Annual Report and
Accounts 2006

Year ended 31 July 2006


Investments

The Group classifies its investments in the following categories: financial assets at fair value through profit or loss; loans and receivables; held-to-maturity investments; and available-for-sale financial assets. The classification depends on the purpose for which the investments were acquired. Management determines the classification of its investments at initial recognition and re-evaluates this designation at every reporting date.

(a) Financial assets at fair value through profit or loss

This category comprises financial assets held for trading which have been acquired principally for the purpose of selling in the short-term. Derivatives also fall within this category unless they are designated as hedges and the hedge is effective for accounting purposes. Assets in this category are classified as current.

(b) Loans and receivables

Loans and receivables are non-derivative financial assets with fixed or determinable payments that are not quoted in an active market and with no intention of trading. They are included in current assets, except for maturities greater than 12 months after the balance sheet date, which are classified as non-current assets. Loans and receivables are included in trade and other receivables in the balance sheet.

(c) Held-to-maturity investments

Held-to-maturity investments are non-derivative financial assets with fixed or determinable payments and fixed maturities that the Group's management has the positive intention and ability to hold to maturity. They are included in non-current assets unless the investment is due to mature within 12 months of the balance sheet date.

(d) Available-for-sale financial assets

Available-for-sale financial assets are non-derivative financial assets that are either designated in this category or not classified in any of the other categories. They are included in non-current assets unless management intends to dispose of the investment within 12 months of the balance sheet date.

Investments are initially recognised at fair value plus transaction costs for all financial assets not carried at fair value through profit or loss. Investments are derecognised when the rights to receive cash flows from the investments have expired or have been transferred and the Group has transferred substantially all risks and rewards of ownership.

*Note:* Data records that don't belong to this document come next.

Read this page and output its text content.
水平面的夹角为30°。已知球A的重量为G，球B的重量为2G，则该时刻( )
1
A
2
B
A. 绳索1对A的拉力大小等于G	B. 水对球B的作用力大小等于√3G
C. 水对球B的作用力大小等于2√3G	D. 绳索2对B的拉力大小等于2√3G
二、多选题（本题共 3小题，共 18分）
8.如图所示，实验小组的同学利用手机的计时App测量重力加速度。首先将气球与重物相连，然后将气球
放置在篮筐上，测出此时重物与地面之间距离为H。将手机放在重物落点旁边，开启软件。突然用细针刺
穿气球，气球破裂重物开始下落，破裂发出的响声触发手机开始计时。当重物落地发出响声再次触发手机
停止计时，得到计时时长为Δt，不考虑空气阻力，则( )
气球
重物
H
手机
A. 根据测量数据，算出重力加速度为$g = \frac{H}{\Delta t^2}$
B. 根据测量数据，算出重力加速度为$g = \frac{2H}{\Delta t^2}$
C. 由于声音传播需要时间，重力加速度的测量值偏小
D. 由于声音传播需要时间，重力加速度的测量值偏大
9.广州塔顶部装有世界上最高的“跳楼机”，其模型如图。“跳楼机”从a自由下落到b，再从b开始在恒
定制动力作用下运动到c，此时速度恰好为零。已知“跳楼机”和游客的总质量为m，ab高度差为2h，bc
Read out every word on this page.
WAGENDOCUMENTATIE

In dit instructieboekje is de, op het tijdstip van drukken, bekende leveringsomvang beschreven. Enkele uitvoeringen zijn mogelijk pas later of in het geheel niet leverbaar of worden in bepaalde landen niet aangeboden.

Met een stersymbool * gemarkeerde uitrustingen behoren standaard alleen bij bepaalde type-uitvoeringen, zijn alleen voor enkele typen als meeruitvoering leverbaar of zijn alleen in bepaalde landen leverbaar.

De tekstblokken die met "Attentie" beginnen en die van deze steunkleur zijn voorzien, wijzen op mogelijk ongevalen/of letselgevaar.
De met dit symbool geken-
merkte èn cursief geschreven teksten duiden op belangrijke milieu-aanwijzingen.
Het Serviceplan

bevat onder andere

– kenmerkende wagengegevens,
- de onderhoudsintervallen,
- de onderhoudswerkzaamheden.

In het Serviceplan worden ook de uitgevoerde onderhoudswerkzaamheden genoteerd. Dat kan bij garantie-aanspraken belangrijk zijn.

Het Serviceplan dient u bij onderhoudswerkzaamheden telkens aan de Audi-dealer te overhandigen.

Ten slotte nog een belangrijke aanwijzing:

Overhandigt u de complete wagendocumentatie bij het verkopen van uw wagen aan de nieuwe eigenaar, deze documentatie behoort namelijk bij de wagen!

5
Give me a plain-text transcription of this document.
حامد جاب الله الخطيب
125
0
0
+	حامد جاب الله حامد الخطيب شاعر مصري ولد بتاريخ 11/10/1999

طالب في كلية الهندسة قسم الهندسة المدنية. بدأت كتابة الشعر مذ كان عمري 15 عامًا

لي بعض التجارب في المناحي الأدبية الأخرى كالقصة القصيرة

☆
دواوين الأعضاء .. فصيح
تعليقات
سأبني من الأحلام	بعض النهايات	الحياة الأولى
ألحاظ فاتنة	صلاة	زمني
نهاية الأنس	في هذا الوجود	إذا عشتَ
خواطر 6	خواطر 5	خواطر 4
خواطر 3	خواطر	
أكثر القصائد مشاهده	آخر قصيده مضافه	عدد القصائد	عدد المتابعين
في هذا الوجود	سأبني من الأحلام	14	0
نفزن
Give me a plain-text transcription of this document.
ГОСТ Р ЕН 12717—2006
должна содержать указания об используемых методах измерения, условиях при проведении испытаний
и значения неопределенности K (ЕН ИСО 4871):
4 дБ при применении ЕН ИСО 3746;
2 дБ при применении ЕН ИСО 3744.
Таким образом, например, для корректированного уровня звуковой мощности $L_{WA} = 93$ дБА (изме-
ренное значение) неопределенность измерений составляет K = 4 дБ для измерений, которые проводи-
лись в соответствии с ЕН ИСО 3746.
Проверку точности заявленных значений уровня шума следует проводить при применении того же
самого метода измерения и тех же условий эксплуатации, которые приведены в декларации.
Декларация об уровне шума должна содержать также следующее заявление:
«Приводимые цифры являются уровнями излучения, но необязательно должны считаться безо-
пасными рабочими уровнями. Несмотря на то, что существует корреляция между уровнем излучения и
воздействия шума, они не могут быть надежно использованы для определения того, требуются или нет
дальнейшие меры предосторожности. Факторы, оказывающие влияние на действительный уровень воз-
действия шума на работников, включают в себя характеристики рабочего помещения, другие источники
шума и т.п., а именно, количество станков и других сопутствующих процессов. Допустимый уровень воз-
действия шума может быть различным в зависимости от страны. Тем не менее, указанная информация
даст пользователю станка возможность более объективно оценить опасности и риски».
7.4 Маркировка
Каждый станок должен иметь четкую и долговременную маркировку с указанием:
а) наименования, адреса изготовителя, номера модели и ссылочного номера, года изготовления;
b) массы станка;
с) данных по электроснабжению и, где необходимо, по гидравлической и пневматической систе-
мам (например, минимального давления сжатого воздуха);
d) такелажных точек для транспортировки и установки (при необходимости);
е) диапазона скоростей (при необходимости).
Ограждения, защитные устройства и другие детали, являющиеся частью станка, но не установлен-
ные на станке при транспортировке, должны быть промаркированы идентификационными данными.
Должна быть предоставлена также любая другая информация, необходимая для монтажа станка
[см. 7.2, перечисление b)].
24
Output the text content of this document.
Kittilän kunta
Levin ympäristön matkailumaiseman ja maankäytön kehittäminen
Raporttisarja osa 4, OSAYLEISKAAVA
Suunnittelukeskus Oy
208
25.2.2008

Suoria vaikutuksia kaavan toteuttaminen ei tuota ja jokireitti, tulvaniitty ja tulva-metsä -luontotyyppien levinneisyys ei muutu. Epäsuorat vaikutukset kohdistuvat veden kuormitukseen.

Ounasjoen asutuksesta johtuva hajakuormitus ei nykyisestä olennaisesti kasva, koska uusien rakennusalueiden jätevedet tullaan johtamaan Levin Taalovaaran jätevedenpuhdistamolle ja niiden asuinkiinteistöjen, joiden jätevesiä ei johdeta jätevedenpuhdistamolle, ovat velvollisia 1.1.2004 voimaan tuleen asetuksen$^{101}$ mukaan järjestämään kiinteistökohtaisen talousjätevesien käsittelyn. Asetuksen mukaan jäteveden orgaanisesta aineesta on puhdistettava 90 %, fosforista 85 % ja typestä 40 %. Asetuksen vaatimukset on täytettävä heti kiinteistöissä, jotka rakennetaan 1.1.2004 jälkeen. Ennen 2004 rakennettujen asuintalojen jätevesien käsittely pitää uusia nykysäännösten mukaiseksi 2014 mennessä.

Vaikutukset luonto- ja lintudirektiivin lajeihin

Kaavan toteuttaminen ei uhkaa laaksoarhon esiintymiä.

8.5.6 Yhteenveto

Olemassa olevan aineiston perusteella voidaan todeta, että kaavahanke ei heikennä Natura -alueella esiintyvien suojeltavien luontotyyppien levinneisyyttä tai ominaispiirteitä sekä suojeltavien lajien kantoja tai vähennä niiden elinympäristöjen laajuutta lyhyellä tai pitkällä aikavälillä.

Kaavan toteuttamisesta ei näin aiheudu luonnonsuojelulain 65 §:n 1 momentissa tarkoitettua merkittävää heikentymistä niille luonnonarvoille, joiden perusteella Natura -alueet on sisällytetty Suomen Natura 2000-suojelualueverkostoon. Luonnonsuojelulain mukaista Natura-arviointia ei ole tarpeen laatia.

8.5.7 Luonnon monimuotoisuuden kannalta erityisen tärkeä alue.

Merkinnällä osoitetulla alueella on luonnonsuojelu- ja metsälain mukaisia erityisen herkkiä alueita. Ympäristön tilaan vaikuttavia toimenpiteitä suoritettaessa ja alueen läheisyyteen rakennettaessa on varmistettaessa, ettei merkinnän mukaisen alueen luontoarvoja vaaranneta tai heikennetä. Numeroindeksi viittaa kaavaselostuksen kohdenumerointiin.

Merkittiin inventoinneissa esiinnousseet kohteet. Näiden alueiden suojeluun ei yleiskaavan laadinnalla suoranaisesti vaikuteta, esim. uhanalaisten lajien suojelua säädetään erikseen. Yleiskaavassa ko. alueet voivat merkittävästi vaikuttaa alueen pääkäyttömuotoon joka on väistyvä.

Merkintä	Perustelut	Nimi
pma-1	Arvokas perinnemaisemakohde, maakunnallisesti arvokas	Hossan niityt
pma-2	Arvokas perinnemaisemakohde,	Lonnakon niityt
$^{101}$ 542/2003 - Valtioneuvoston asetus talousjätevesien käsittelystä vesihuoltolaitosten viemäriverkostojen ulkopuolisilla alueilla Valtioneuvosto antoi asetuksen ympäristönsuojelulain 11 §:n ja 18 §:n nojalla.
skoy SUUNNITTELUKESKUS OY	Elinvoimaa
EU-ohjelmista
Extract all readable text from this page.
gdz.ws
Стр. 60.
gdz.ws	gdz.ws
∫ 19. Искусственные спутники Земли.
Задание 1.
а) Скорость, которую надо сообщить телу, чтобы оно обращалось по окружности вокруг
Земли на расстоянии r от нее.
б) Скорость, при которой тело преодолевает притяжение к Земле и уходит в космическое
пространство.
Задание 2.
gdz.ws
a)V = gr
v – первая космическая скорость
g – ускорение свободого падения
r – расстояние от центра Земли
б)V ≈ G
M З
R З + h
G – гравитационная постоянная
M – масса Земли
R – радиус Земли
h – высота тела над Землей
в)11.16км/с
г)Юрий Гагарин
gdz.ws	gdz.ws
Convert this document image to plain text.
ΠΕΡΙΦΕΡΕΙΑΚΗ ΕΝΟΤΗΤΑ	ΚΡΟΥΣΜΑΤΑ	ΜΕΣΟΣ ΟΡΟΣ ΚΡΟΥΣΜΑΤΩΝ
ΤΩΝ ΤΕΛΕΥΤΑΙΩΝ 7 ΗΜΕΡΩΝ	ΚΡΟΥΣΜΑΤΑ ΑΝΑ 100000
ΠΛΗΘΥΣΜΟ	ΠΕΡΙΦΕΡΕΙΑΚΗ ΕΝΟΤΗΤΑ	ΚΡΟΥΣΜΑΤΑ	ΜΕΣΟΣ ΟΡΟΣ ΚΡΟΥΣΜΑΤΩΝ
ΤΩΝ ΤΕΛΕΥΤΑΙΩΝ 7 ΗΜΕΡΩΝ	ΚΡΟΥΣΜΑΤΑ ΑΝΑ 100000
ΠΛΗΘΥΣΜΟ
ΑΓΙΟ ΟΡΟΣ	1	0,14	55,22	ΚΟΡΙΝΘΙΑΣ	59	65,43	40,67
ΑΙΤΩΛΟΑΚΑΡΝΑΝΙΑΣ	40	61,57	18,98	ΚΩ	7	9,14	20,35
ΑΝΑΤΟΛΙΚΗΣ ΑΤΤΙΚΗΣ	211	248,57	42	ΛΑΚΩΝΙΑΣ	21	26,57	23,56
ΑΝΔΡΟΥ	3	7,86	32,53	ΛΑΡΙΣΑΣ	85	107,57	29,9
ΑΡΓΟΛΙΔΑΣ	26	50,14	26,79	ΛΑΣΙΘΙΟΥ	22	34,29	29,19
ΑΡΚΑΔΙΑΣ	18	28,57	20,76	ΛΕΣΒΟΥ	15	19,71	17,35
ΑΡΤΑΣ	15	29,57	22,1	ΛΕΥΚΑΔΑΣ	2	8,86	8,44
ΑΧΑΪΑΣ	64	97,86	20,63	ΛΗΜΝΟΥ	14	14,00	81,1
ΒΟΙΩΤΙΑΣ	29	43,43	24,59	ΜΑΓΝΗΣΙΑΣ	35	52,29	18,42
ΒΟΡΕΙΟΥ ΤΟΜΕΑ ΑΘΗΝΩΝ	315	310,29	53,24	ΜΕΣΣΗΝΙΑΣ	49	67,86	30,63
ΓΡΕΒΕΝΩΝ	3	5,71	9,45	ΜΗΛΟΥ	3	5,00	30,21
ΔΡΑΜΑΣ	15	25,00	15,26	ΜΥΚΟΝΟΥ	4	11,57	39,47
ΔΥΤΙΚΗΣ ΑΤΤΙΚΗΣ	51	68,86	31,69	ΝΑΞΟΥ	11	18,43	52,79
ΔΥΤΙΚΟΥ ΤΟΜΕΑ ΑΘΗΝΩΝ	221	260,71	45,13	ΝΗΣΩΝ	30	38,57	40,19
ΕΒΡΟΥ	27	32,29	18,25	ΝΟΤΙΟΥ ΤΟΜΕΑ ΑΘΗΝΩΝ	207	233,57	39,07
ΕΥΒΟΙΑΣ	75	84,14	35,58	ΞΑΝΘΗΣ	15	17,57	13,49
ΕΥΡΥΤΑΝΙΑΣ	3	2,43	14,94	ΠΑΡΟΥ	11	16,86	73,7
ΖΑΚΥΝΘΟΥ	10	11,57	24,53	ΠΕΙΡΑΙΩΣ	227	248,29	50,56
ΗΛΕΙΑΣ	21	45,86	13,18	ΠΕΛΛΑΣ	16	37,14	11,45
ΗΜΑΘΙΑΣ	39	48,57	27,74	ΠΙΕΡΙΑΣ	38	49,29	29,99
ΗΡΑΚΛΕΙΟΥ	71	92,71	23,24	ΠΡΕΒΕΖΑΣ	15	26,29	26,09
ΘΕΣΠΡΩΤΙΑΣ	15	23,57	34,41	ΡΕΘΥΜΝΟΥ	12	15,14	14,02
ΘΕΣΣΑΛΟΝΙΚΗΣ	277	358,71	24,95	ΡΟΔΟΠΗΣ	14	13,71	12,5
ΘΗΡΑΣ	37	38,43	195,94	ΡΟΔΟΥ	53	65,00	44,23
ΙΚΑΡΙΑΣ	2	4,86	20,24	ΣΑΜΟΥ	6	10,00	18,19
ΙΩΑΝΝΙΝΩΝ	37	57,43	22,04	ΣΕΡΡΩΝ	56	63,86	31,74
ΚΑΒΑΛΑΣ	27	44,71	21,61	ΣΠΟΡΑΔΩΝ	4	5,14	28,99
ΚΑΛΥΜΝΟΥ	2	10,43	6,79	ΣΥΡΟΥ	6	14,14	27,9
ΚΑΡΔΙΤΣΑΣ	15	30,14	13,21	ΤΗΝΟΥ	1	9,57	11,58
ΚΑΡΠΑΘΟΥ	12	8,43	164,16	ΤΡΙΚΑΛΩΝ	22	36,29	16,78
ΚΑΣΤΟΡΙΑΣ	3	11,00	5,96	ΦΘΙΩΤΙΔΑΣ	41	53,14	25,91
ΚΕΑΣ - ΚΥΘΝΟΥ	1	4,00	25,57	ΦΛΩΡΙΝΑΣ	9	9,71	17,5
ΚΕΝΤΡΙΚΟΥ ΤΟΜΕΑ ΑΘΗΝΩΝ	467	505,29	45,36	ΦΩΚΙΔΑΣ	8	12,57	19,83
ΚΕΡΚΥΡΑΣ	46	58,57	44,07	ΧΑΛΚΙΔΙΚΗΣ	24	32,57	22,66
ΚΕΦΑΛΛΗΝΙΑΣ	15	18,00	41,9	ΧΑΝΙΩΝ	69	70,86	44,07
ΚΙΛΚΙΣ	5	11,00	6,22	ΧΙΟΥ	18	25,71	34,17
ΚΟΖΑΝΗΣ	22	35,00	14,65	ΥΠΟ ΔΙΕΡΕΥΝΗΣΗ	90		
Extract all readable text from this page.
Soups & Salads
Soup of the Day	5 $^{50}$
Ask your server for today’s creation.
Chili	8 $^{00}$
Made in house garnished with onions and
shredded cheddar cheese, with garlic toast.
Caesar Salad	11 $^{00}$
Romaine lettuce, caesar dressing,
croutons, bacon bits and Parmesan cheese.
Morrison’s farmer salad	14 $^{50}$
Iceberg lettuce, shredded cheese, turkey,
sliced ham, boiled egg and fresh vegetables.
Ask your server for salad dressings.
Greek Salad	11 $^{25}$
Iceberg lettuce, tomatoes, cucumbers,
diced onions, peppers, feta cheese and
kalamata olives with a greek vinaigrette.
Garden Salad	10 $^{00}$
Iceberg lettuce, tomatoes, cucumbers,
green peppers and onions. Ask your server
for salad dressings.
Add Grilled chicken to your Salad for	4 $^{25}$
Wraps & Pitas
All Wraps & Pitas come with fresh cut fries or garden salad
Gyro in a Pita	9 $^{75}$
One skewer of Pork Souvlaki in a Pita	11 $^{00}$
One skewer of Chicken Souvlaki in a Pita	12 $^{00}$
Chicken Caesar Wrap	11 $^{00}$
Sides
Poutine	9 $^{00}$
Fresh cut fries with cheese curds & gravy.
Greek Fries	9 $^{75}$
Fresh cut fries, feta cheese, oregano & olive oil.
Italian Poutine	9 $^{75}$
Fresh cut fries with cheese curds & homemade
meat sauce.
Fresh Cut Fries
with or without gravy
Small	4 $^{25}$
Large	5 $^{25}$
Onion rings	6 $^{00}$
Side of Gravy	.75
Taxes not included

Available-for-sale financial assets and financial assets at fair value through profit or loss are subsequently carried at fair value. Loans and receivables and held-to-maturity investments are subsequently carried at amortised cost using the effective interest method. Realised and unrealised gains and losses arising from changes in the fair value of the "Financial assets at fair value through profit or loss" category are included in the income statement in the period in which they arise. Unrealised gains and losses arising from changes in the fair value of non-monetary securities classified as available-for-sale are recognised in equity. When securities classified as available-for-sale are sold or impaired, the accumulated fair value adjustments are included in the income statement as gains and losses from investment securities.

Provisions

Provisions for environmental restoration, restructuring costs and legal claims are recognised when the Group has a present legal or constructive obligation as a result of past events, it is more likely than not that an outflow of resources will be required to settle the obligation and the amount can be reliably estimated. Such provisions are measured at the present value of management's best estimate of the expenditure required to settle the present obligation at the balance sheet date. The discount rate used to determine the present value reflects current market assessments of the time value of money. Provisions are not recognised for future operating losses.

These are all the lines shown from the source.